Researchers in many domains use surveys to standardize data collection across respondents. These surveys often ask respondents to rate some construct, such as satisfaction or importance, typically using a 5-or 7-point scale. These scales use a variety of qualifiers, such as “Very,” “Quite a bit,” “Somewhat,” “A little,” or “Not at all.” However, these qualifiers are subjective, and respondents may interpret them differently. Additionally, it’s often unclear whether respondents are considering the full range of the responses, or if they can distinguish differences between adjacent response categories. To investigate these questions, we conducted two phases of research. First, we used Item Response Theory (IRT) to evaluate whether a variety of scales effectively captured the full range of the construct. The surveys we used were mostly customer satisfaction surveys, which included constructs such as satisfaction, effort, and ease of use. They spanned three categories of qualifiers: Strength/Intensity (e.g., Not at all, Somewhat, Very), Frequency (e.g., Never, Sometimes, Occasionally), and Evaluation (e.g., Good, Neutral, Bad). We present and compare IRT item step thresholds across latent constructs and qualifier categories. In the second phase of this research, we asked participants (N=600) to complete an online survey where they assigned values on a scale from 0 to 100 to different qualifiers. The values indicated “how much” the respondent felt each qualifier represents. For example, “Extremely” might get a high rating while “none at all” might get a low rating. Reviewing the values from the study should help researchers generate scales that better measure the full range of a construct, and determine when qualifiers are not noticeably different from one another. We discuss the implications of this research for the design of valid and reliable survey response scales.

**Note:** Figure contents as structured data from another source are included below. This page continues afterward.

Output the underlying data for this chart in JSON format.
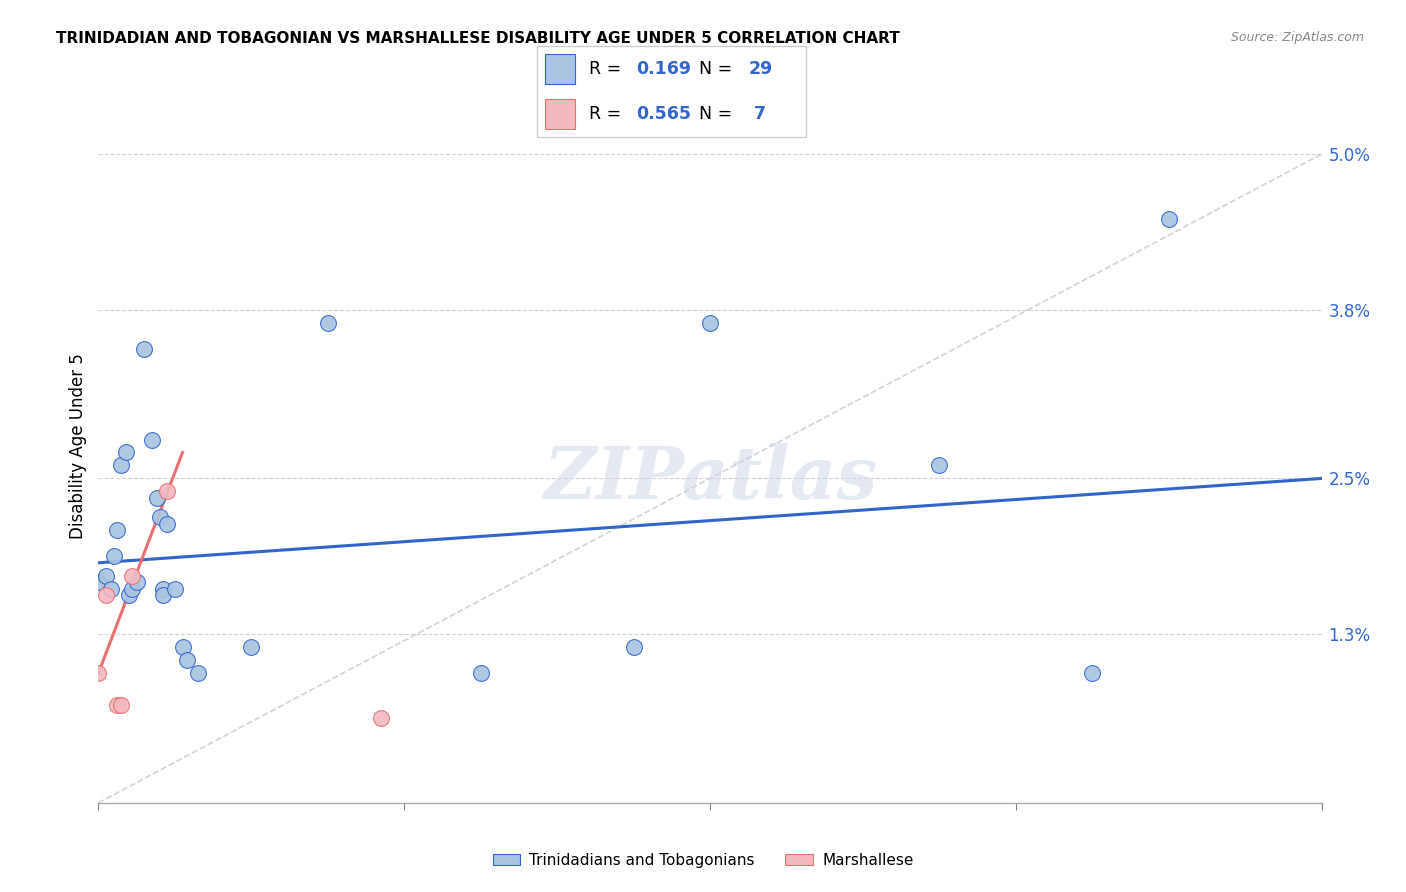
{
  "title": "TRINIDADIAN AND TOBAGONIAN VS MARSHALLESE DISABILITY AGE UNDER 5 CORRELATION CHART",
  "source": "Source: ZipAtlas.com",
  "ylabel": "Disability Age Under 5",
  "right_ytick_vals": [
    5.0,
    3.8,
    2.5,
    1.3
  ],
  "right_ytick_labels": [
    "5.0%",
    "3.8%",
    "2.5%",
    "1.3%"
  ],
  "xlim": [
    0.0,
    8.0
  ],
  "ylim": [
    0.0,
    5.5
  ],
  "legend_R1": "0.169",
  "legend_N1": "29",
  "legend_R2": "0.565",
  "legend_N2": "7",
  "blue_color": "#a8c4e0",
  "pink_color": "#f4b8c1",
  "line_blue": "#3366cc",
  "line_pink": "#e87070",
  "line_diag_color": "#c8c8d8",
  "trinidadian_points": [
    [
      0.0,
      1.7
    ],
    [
      0.05,
      1.75
    ],
    [
      0.08,
      1.65
    ],
    [
      0.1,
      1.9
    ],
    [
      0.12,
      2.1
    ],
    [
      0.15,
      2.6
    ],
    [
      0.18,
      2.7
    ],
    [
      0.2,
      1.6
    ],
    [
      0.22,
      1.65
    ],
    [
      0.25,
      1.7
    ],
    [
      0.3,
      3.5
    ],
    [
      0.35,
      2.8
    ],
    [
      0.38,
      2.35
    ],
    [
      0.4,
      2.2
    ],
    [
      0.42,
      1.65
    ],
    [
      0.42,
      1.6
    ],
    [
      0.45,
      2.15
    ],
    [
      0.5,
      1.65
    ],
    [
      0.55,
      1.2
    ],
    [
      0.58,
      1.1
    ],
    [
      0.65,
      1.0
    ],
    [
      1.0,
      1.2
    ],
    [
      1.5,
      3.7
    ],
    [
      2.5,
      1.0
    ],
    [
      3.5,
      1.2
    ],
    [
      4.0,
      3.7
    ],
    [
      5.5,
      2.6
    ],
    [
      6.5,
      1.0
    ],
    [
      7.0,
      4.5
    ]
  ],
  "marshallese_points": [
    [
      0.0,
      1.0
    ],
    [
      0.05,
      1.6
    ],
    [
      0.12,
      0.75
    ],
    [
      0.15,
      0.75
    ],
    [
      0.22,
      1.75
    ],
    [
      0.45,
      2.4
    ],
    [
      1.85,
      0.65
    ]
  ],
  "blue_trend_x": [
    0.0,
    8.0
  ],
  "blue_trend_y": [
    1.85,
    2.5
  ],
  "pink_trend_x": [
    0.0,
    0.55
  ],
  "pink_trend_y": [
    1.0,
    2.7
  ]
}
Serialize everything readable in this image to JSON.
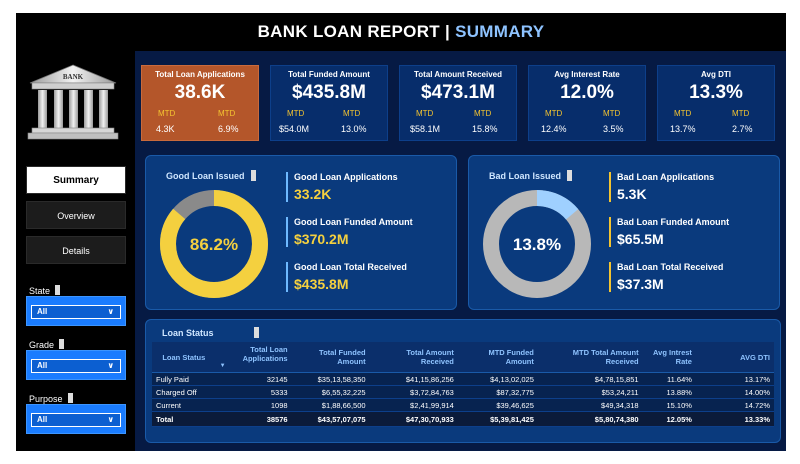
{
  "report": {
    "title_main": "BANK LOAN REPORT",
    "title_sep": " | ",
    "title_accent": "SUMMARY"
  },
  "sidebar": {
    "logo_text": "BANK",
    "nav": [
      {
        "label": "Summary",
        "active": true
      },
      {
        "label": "Overview",
        "active": false
      },
      {
        "label": "Details",
        "active": false
      }
    ],
    "slicers": [
      {
        "label": "State",
        "value": "All"
      },
      {
        "label": "Grade",
        "value": "All"
      },
      {
        "label": "Purpose",
        "value": "All"
      }
    ]
  },
  "kpis": [
    {
      "title": "Total Loan Applications",
      "value": "38.6K",
      "mtd_left": "MTD",
      "mtd_right": "MTD",
      "sub_left": "4.3K",
      "sub_right": "6.9%"
    },
    {
      "title": "Total Funded Amount",
      "value": "$435.8M",
      "mtd_left": "MTD",
      "mtd_right": "MTD",
      "sub_left": "$54.0M",
      "sub_right": "13.0%"
    },
    {
      "title": "Total  Amount Received",
      "value": "$473.1M",
      "mtd_left": "MTD",
      "mtd_right": "MTD",
      "sub_left": "$58.1M",
      "sub_right": "15.8%"
    },
    {
      "title": "Avg Interest Rate",
      "value": "12.0%",
      "mtd_left": "MTD",
      "mtd_right": "MTD",
      "sub_left": "12.4%",
      "sub_right": "3.5%"
    },
    {
      "title": "Avg DTI",
      "value": "13.3%",
      "mtd_left": "MTD",
      "mtd_right": "MTD",
      "sub_left": "13.7%",
      "sub_right": "2.7%"
    }
  ],
  "good": {
    "title": "Good Loan Issued",
    "percent_label": "86.2%",
    "percent": 86.2,
    "colors": {
      "fill": "#f4d03f",
      "rest": "#8a8a8a"
    },
    "stats": [
      {
        "label": "Good Loan Applications",
        "value": "33.2K"
      },
      {
        "label": "Good Loan Funded Amount",
        "value": "$370.2M"
      },
      {
        "label": "Good Loan Total Received",
        "value": "$435.8M"
      }
    ]
  },
  "bad": {
    "title": "Bad Loan Issued",
    "percent_label": "13.8%",
    "percent": 13.8,
    "colors": {
      "fill": "#9fd0ff",
      "rest": "#b8b8b8"
    },
    "stats": [
      {
        "label": "Bad Loan Applications",
        "value": "5.3K"
      },
      {
        "label": "Bad Loan Funded Amount",
        "value": "$65.5M"
      },
      {
        "label": "Bad Loan Total Received",
        "value": "$37.3M"
      }
    ]
  },
  "loan_status": {
    "title": "Loan Status",
    "headers": [
      "Loan Status",
      "Total Loan Applications",
      "Total Funded Amount",
      "Total Amount Received",
      "MTD Funded Amount",
      "MTD Total Amount Received",
      "Avg Intrest Rate",
      "AVG DTI"
    ],
    "rows": [
      [
        "Fully Paid",
        "32145",
        "$35,13,58,350",
        "$41,15,86,256",
        "$4,13,02,025",
        "$4,78,15,851",
        "11.64%",
        "13.17%"
      ],
      [
        "Charged Off",
        "5333",
        "$6,55,32,225",
        "$3,72,84,763",
        "$87,32,775",
        "$53,24,211",
        "13.88%",
        "14.00%"
      ],
      [
        "Current",
        "1098",
        "$1,88,66,500",
        "$2,41,99,914",
        "$39,46,625",
        "$49,34,318",
        "15.10%",
        "14.72%"
      ]
    ],
    "total": [
      "Total",
      "38576",
      "$43,57,07,075",
      "$47,30,70,933",
      "$5,39,81,425",
      "$5,80,74,380",
      "12.05%",
      "13.33%"
    ]
  }
}
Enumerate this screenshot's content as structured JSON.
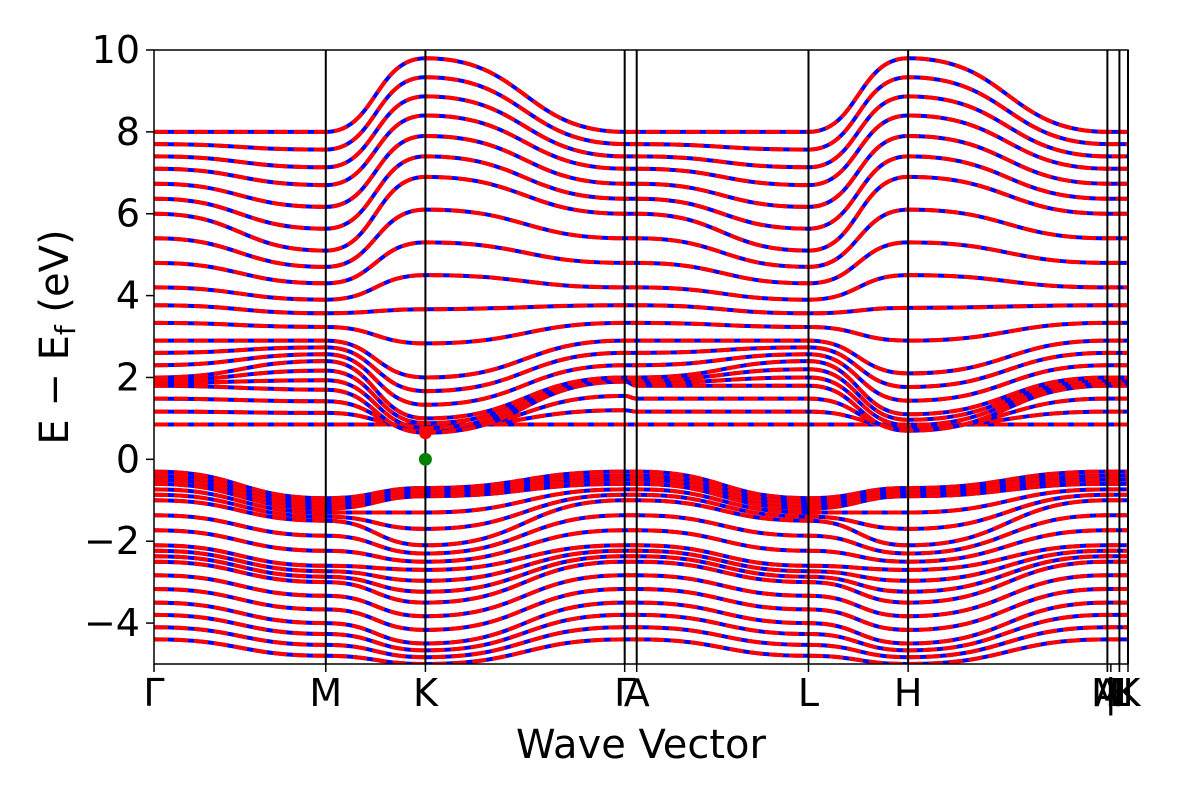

New Mobile-Friendly Labels: Using Numbers as Labels

Professor Randall Thomas (Ipsos) - Presenting Author
Dr Frances Barlas (Ipsos)

Fully-anchored, semantically labeled scales have been found to have somewhat higher levels of validity than end-anchored scales (Krosnick, 1999). However, since most smartphone respondents take online surveys in the portrait orientation, even the horizontal presentation of five categories with full semantic labels can extend off the screen. We developed an alternative for smartphone screens - replacing all semantic labels with numeric labels as clickable buttons to anchor the responses, with plus or minus indicators (e.g. How much do you like doing X? -2 -1 0 +1 +2). While researchers often provide end labels for respondents, either in the response field or in a respondent instruction in the item stem (e.g., On a scale of 0 to 10, where ‘0’ means ‘Do not like’ and ’10’ means ‘Strongly like’…), we eliminated all semantic labels, allowing us to save screen space. Our interest was if respondents, when left to their own interpretations of the meaning and spacing of the responses, would use the numbers equivalently to semantically labeled responses. In this paper, we summarize 4 different studies where we randomly assigned respondents to receive either a semantic or a numeric response format and employed a wide variety of scale types, including affective, evaluative, intensity, and behavioral measures. We found that numerics were completed more quickly, and showed equivalent response distributions and validity as semantic formats. In one experiment, we compared the use of a respondent instruction that defined the end points (Use a scale of 1 to 5, where 1=Not at all important and 5=Very important.) versus no respondent instructions. When presented with the respondent instructions, respondents treated the scale as an end-anchored scale while without the instruction the response distribution was more similar to a semantic format. We discuss the future applications and some limitations we’ve encountered in our exploration of the numeric format.